Merged Data Sets

The following is a list of documents/presentations highlighting our current progress towards ultimately merging data sets. Click here to view more documents related to merged data sets.

Describing the Processes of Ontology Generation

Describing the Process of DEMO Generation

Previous and Competing Data Resources

Addressing Problems of Missing Data

Feature Projects in Historical Data (Opium and Silver)

Background

This section of the Dataverse website, still under construction, enables users to link and merge datasets drawn from the Pitt Archive. It centers on an interface that enables users to explore multiple datasets and to select fields or whole datasets, assembling them into new and composite (or “federated”) datasets. Users can then analyze the federated datasets to seek out relationships within them.

While the ultimate objective of the World-Historical Dataverse project is the creation and display of a worldwide historical dataset, such a large-scale dataset will take years to create, even in its most preliminary form. The initial task in the project, the collection of datasets of world-historical relevance and their placement in the Archive, does not in itself yield the interconnections in data that are required for a world-historical dataset.

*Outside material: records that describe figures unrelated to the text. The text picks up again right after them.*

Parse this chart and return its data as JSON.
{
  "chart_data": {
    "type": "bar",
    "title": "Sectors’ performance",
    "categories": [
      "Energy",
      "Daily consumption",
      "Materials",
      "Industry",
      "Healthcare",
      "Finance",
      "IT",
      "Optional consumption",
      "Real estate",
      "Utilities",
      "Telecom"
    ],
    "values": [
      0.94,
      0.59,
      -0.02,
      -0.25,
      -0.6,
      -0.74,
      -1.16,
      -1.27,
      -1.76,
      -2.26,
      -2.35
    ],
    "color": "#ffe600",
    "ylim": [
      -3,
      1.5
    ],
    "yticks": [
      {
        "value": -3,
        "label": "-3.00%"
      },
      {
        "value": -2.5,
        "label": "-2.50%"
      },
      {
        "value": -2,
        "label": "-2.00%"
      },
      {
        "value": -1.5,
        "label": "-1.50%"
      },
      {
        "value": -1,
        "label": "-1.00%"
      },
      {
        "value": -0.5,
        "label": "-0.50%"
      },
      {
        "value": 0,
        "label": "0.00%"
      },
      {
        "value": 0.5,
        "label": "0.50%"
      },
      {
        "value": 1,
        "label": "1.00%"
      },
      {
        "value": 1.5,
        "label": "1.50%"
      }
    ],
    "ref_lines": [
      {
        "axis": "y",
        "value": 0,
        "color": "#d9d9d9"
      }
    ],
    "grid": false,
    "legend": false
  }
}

For these reasons, the creation of merged datasets is the principal interim task of the Dataverse project. The merging of datasets is complicated in itself, because of inconsistencies among datasets in the definition and coding of evidence. For instance, variables for “time period” might present data in annual, monthly, or decennial totals, and might include data for certain years but not for others. The merging of datasets thus requires a range of criteria for assembling datasets. That is, the most exacting criterion for merging datasets would be that the time frame and other variables would be fully consistent in all datasets. But other criteria and assumptions will be developed to enable the merging of datasets for which the temporal and other variables are not fully consistent.